I believe you want to grab the number like you did above in sms() out of the request.
The following test code does not pass even though manually submitting the form on my web interface actually does work.
import os
from flask.ext.testing import TestCase
from flask import url_for
from config import _basedir
from app import app, db
from app.users.models import User
class TestUser(TestCase):
def create_app(self):
"""
Required method. Always implement this so that app is returned with context.
"""
app.config['TESTING'] = True
app.config['SQLALCHEMY_DATABASE_URI'] = 'sqlite:///' + os.path.join(_basedir, 'test.db')
app.config['WTF_CSRF_ENABLED'] = False # This must be disabled for post to succeed during tests
self.client = app.test_client()
ctx = app.app_context()
ctx.push()
return app
def setUp(self):
db.create_all()
#pass
#app.teardown_appcontext
def tearDown(self):
db.session.remove()
db.drop_all()
#pass
def test_admin_home(self):
# url is the admin home page
url = url_for('admin.index')
resp = self.client.get(url)
self.assertTrue(resp.status_code == 200)
def test_admin_registration(self):
url = url_for('admin.register_view')
data = {'username': 'admin', 'email': 'admin#example.com', 'password': 'admin'}
resp = self.client.post(url, data)
self.assertTrue(resp.status_code == 200)
u = User.query.filter_by(username=u'admin').first()
self.assertTrue(u.username == 'admin') # <----- This fails. Why?
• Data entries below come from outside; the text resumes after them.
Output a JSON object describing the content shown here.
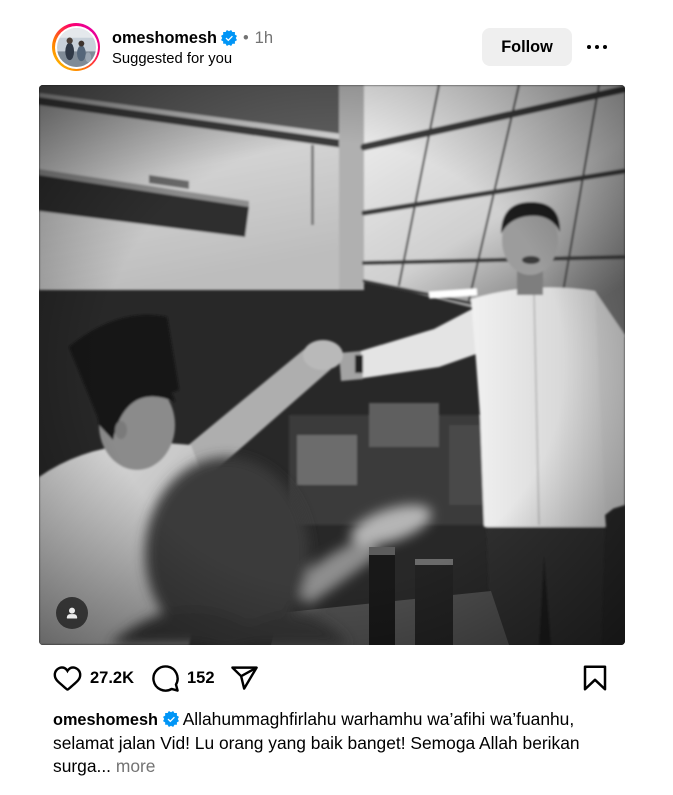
{
  "post": {
    "author": {
      "username": "omeshomesh",
      "verified": true,
      "separator": "•",
      "time": "1h",
      "subtitle": "Suggested for you"
    },
    "follow_label": "Follow",
    "actions": {
      "likes": "27.2K",
      "comments": "152"
    },
    "caption": {
      "username": "omeshomesh",
      "verified": true,
      "text": "Allahummaghfirlahu warhamhu wa’afihi wa’fuanhu, selamat jalan Vid! Lu orang yang baik banget! Semoga Allah berikan surga...",
      "more_label": "more"
    }
  },
  "icons": {
    "avatar": "avatar-story-ring",
    "verified": "verified-badge-icon",
    "options": "more-options-icon",
    "tag": "user-tag-icon",
    "like": "heart-icon",
    "comment": "comment-icon",
    "share": "share-icon",
    "save": "bookmark-icon"
  },
  "colors": {
    "background": "#FFFFFF",
    "text": "#000000",
    "secondary_text": "#737373",
    "verified_blue": "#0095F6",
    "follow_button_bg": "#EFEFEF",
    "tag_button_bg": "#262626",
    "story_ring": [
      "#FFD600",
      "#FF7A00",
      "#FF0069",
      "#D300C5"
    ]
  }
}
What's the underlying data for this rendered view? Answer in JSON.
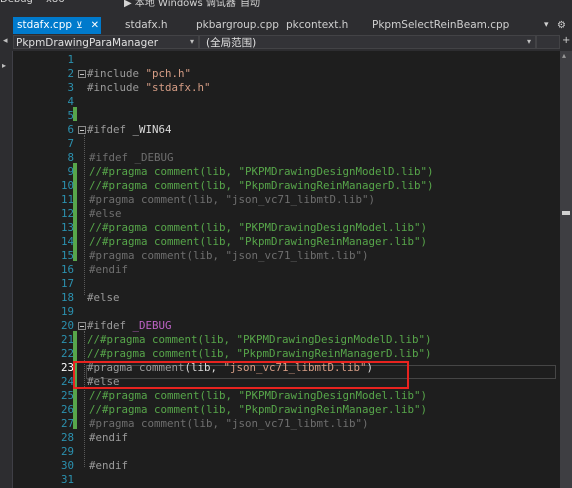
{
  "toolbar": {
    "config": "Debug",
    "platform": "x86",
    "run_label": "▶ 本地 Windows 调试器",
    "mode": "自动"
  },
  "tabs": [
    {
      "label": "stdafx.cpp",
      "active": true
    },
    {
      "label": "stdafx.h",
      "active": false
    },
    {
      "label": "pkbargroup.cpp",
      "active": false
    },
    {
      "label": "pkcontext.h",
      "active": false
    },
    {
      "label": "PkpmSelectReinBeam.cpp",
      "active": false
    }
  ],
  "navbar": {
    "class_scope": "PkpmDrawingParaManager",
    "member_scope": "(全局范围)"
  },
  "editor": {
    "current_line": 23,
    "lines": [
      {
        "n": 1,
        "t": []
      },
      {
        "n": 2,
        "t": [
          [
            "pre",
            "#include "
          ],
          [
            "str",
            "\"pch.h\""
          ]
        ]
      },
      {
        "n": 3,
        "t": [
          [
            "pre",
            "#include "
          ],
          [
            "str",
            "\"stdafx.h\""
          ]
        ]
      },
      {
        "n": 4,
        "t": []
      },
      {
        "n": 5,
        "t": []
      },
      {
        "n": 6,
        "t": [
          [
            "pre",
            "#ifdef "
          ],
          [
            "txt",
            "_WIN64"
          ]
        ]
      },
      {
        "n": 7,
        "t": []
      },
      {
        "n": 8,
        "t": [
          [
            "dis",
            "#ifdef _DEBUG"
          ]
        ]
      },
      {
        "n": 9,
        "t": [
          [
            "com",
            "//#pragma comment(lib, \"PKPMDrawingDesignModelD.lib\")"
          ]
        ]
      },
      {
        "n": 10,
        "t": [
          [
            "com",
            "//#pragma comment(lib, \"PkpmDrawingReinManagerD.lib\")"
          ]
        ]
      },
      {
        "n": 11,
        "t": [
          [
            "dis",
            "#pragma comment(lib, \"json_vc71_libmtD.lib\")"
          ]
        ]
      },
      {
        "n": 12,
        "t": [
          [
            "dis",
            "#else"
          ]
        ]
      },
      {
        "n": 13,
        "t": [
          [
            "com",
            "//#pragma comment(lib, \"PKPMDrawingDesignModel.lib\")"
          ]
        ]
      },
      {
        "n": 14,
        "t": [
          [
            "com",
            "//#pragma comment(lib, \"PkpmDrawingReinManager.lib\")"
          ]
        ]
      },
      {
        "n": 15,
        "t": [
          [
            "dis",
            "#pragma comment(lib, \"json_vc71_libmt.lib\")"
          ]
        ]
      },
      {
        "n": 16,
        "t": [
          [
            "dis",
            "#endif"
          ]
        ]
      },
      {
        "n": 17,
        "t": []
      },
      {
        "n": 18,
        "t": [
          [
            "pre",
            "#else"
          ]
        ]
      },
      {
        "n": 19,
        "t": []
      },
      {
        "n": 20,
        "t": [
          [
            "pre",
            "#ifdef "
          ],
          [
            "mac",
            "_DEBUG"
          ]
        ]
      },
      {
        "n": 21,
        "t": [
          [
            "com",
            "//#pragma comment(lib, \"PKPMDrawingDesignModelD.lib\")"
          ]
        ]
      },
      {
        "n": 22,
        "t": [
          [
            "com",
            "//#pragma comment(lib, \"PkpmDrawingReinManagerD.lib\")"
          ]
        ]
      },
      {
        "n": 23,
        "t": [
          [
            "pre",
            "#pragma comment"
          ],
          [
            "txt",
            "(lib, "
          ],
          [
            "str",
            "\"json_vc71_libmtD.lib\""
          ],
          [
            "txt",
            ")"
          ]
        ]
      },
      {
        "n": 24,
        "t": [
          [
            "pre",
            "#else"
          ]
        ]
      },
      {
        "n": 25,
        "t": [
          [
            "com",
            "//#pragma comment(lib, \"PKPMDrawingDesignModel.lib\")"
          ]
        ]
      },
      {
        "n": 26,
        "t": [
          [
            "com",
            "//#pragma comment(lib, \"PkpmDrawingReinManager.lib\")"
          ]
        ]
      },
      {
        "n": 27,
        "t": [
          [
            "dis",
            "#pragma comment(lib, \"json_vc71_libmt.lib\")"
          ]
        ]
      },
      {
        "n": 28,
        "t": [
          [
            "pre",
            "#endif"
          ]
        ]
      },
      {
        "n": 29,
        "t": []
      },
      {
        "n": 30,
        "t": [
          [
            "pre",
            "#endif"
          ]
        ]
      },
      {
        "n": 31,
        "t": []
      }
    ]
  },
  "colors": {
    "accent": "#007acc",
    "highlight_box": "#e8231f",
    "change_bar": "#57a64a"
  }
}
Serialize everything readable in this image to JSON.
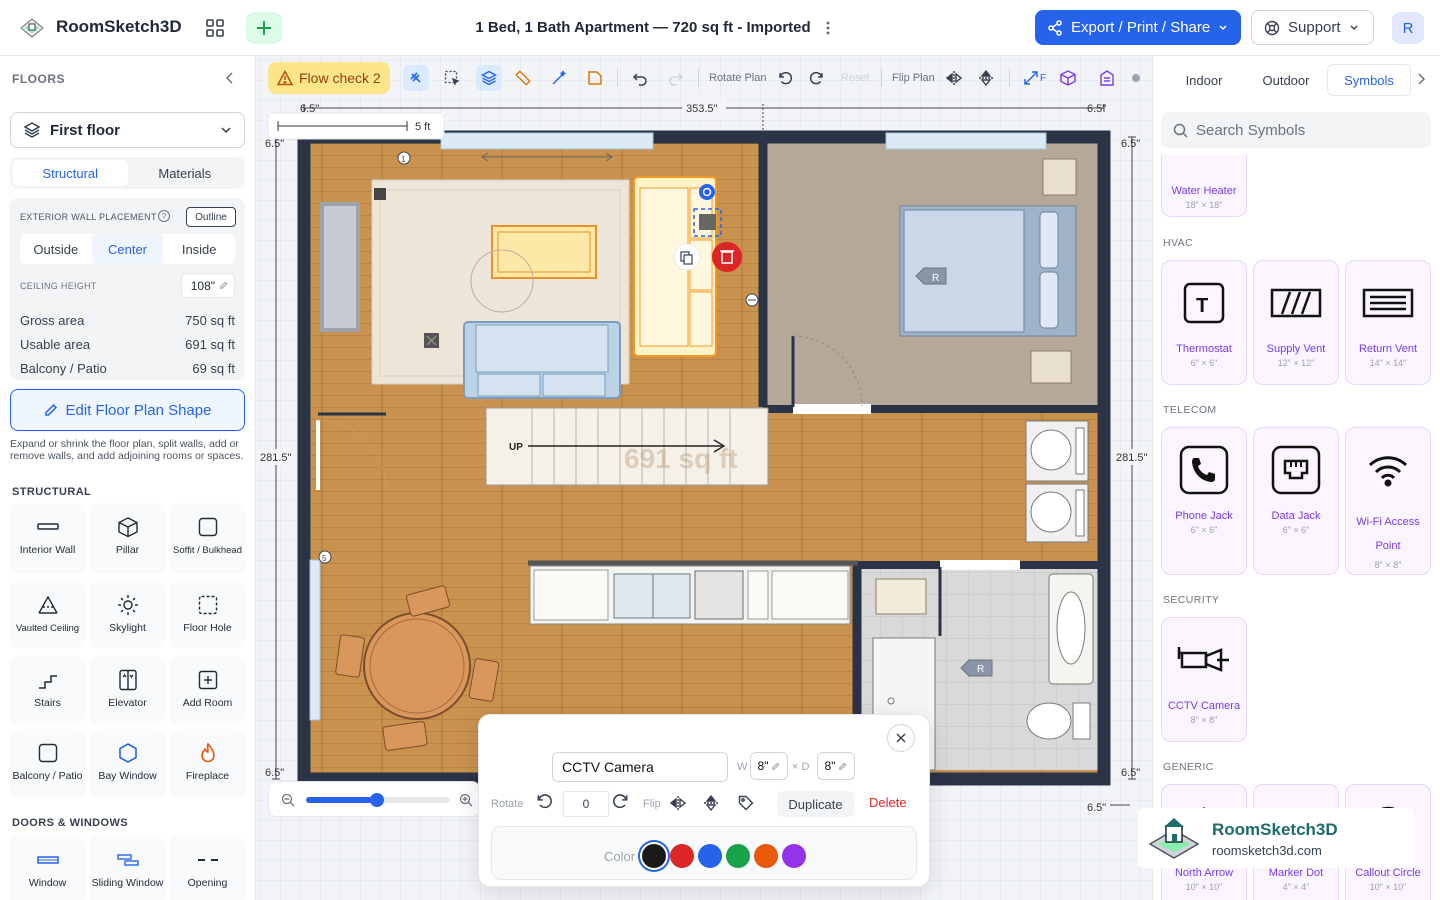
{
  "app": {
    "name": "RoomSketch3D"
  },
  "header": {
    "doc_title": "1 Bed, 1 Bath Apartment — 720 sq ft - Imported",
    "export_label": "Export / Print / Share",
    "support_label": "Support",
    "avatar_initial": "R"
  },
  "left": {
    "floors_heading": "FLOORS",
    "floor_selected": "First floor",
    "tabs": [
      "Structural",
      "Materials"
    ],
    "wall_placement_label": "EXTERIOR WALL PLACEMENT",
    "outline_label": "Outline",
    "placement_options": [
      "Outside",
      "Center",
      "Inside"
    ],
    "placement_selected": "Center",
    "ceiling_label": "CEILING HEIGHT",
    "ceiling_value": "108\"",
    "areas": [
      {
        "label": "Gross area",
        "value": "750 sq ft"
      },
      {
        "label": "Usable area",
        "value": "691 sq ft"
      },
      {
        "label": "Balcony / Patio",
        "value": "69 sq ft"
      }
    ],
    "edit_shape_label": "Edit Floor Plan Shape",
    "edit_shape_help": "Expand or shrink the floor plan, split walls, add or remove walls, and add adjoining rooms or spaces.",
    "structural_heading": "STRUCTURAL",
    "tools": [
      {
        "label": "Interior Wall",
        "icon": "wall-icon"
      },
      {
        "label": "Pillar",
        "icon": "cube-icon"
      },
      {
        "label": "Soffit / Bulkhead",
        "icon": "soffit-icon"
      },
      {
        "label": "Vaulted Ceiling",
        "icon": "vaulted-icon"
      },
      {
        "label": "Skylight",
        "icon": "sun-icon"
      },
      {
        "label": "Floor Hole",
        "icon": "dashed-square-icon"
      },
      {
        "label": "Stairs",
        "icon": "stairs-icon"
      },
      {
        "label": "Elevator",
        "icon": "elevator-icon"
      },
      {
        "label": "Add Room",
        "icon": "plus-square-icon"
      },
      {
        "label": "Balcony / Patio",
        "icon": "balcony-icon"
      },
      {
        "label": "Bay Window",
        "icon": "hexagon-icon"
      },
      {
        "label": "Fireplace",
        "icon": "flame-icon"
      }
    ],
    "doors_heading": "DOORS & WINDOWS",
    "door_tools": [
      {
        "label": "Window",
        "icon": "window-icon"
      },
      {
        "label": "Sliding Window",
        "icon": "sliding-window-icon"
      },
      {
        "label": "Opening",
        "icon": "opening-icon"
      }
    ]
  },
  "toolbar": {
    "flow_check": "Flow check 2",
    "rotate_plan": "Rotate Plan",
    "reset": "Reset",
    "flip_plan": "Flip Plan",
    "fit_label": "F"
  },
  "plan": {
    "dim_top_left": "6.5\"",
    "dim_top_mid": "353.5\"",
    "dim_top_right": "6.5\"",
    "dim_side_left": "281.5\"",
    "dim_side_right": "281.5\"",
    "dim_corner": "6.5\"",
    "scale_label": "5 ft",
    "stairs_label": "UP",
    "area_watermark": "691 sq ft",
    "marker_r": "R",
    "marker_1": "1",
    "marker_5": "5"
  },
  "popup": {
    "name_value": "CCTV Camera",
    "w_label": "W",
    "w_value": "8\"",
    "d_label": "× D",
    "d_value": "8\"",
    "rotate_label": "Rotate",
    "rotate_value": "0",
    "flip_label": "Flip",
    "duplicate_label": "Duplicate",
    "delete_label": "Delete",
    "color_label": "Color",
    "colors": [
      "#1a1a1a",
      "#dc2626",
      "#2563eb",
      "#16a34a",
      "#ea580c",
      "#9333ea"
    ]
  },
  "right": {
    "tabs": [
      "Indoor",
      "Outdoor",
      "Symbols"
    ],
    "tab_selected": "Symbols",
    "search_placeholder": "Search Symbols",
    "water_heater": {
      "name": "Water Heater",
      "size": "18\" × 18\""
    },
    "sections": {
      "hvac": "HVAC",
      "telecom": "TELECOM",
      "security": "SECURITY",
      "generic": "GENERIC"
    },
    "hvac_items": [
      {
        "name": "Thermostat",
        "size": "6\" × 6\""
      },
      {
        "name": "Supply Vent",
        "size": "12\" × 12\""
      },
      {
        "name": "Return Vent",
        "size": "14\" × 14\""
      }
    ],
    "telecom_items": [
      {
        "name": "Phone Jack",
        "size": "6\" × 6\""
      },
      {
        "name": "Data Jack",
        "size": "6\" × 6\""
      },
      {
        "name": "Wi-Fi Access Point",
        "size": "8\" × 8\""
      }
    ],
    "security_items": [
      {
        "name": "CCTV Camera",
        "size": "8\" × 8\""
      }
    ],
    "generic_items": [
      {
        "name": "North Arrow",
        "size": "10\" × 10\""
      },
      {
        "name": "Marker Dot",
        "size": "4\" × 4\""
      },
      {
        "name": "Callout Circle",
        "size": "10\" × 10\""
      }
    ]
  },
  "watermark": {
    "title": "RoomSketch3D",
    "url": "roomsketch3d.com"
  }
}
After the test client has post to the register_view url and returns a 200 OK response, I fail to retrieve the 'admin' user from the test database. Why is this so?
Here's the view code (this is a flask admin view)
from flask import request
from flask.ext.admin import expose, AdminIndexView, helpers
from app.auth.forms import LoginForm, RegistrationForm
from app.users.models import User
from app import db
class MyAdminIndexView(AdminIndexView):
#expose('/', methods=('GET', 'POST'))
def index(self):
# handle user login
form = LoginForm(request.form)
self._template_args['form'] = form
return super(MyAdminIndexView, self).index()
#expose('/register/', methods=('GET', 'POST'))
def register_view(self):
# handle user registration
form = RegistrationForm(request.form)
if helpers.validate_form_on_submit(form):
user = User()
form.populate_obj(user)
db.session.add(user)
db.session.commit()
self._template_args['form'] = form
return super(MyAdminIndexView, self).index()
Dumbest mistake ever.
The offending line in my test code is
resp = self.client.post(url, data)
It should be
resp = self.client.post(url, data=data)
I managed to track it down by painstakingly walking through the logic and inserting ipdb.set_trace() step by step until I found the bad POST request made by my client.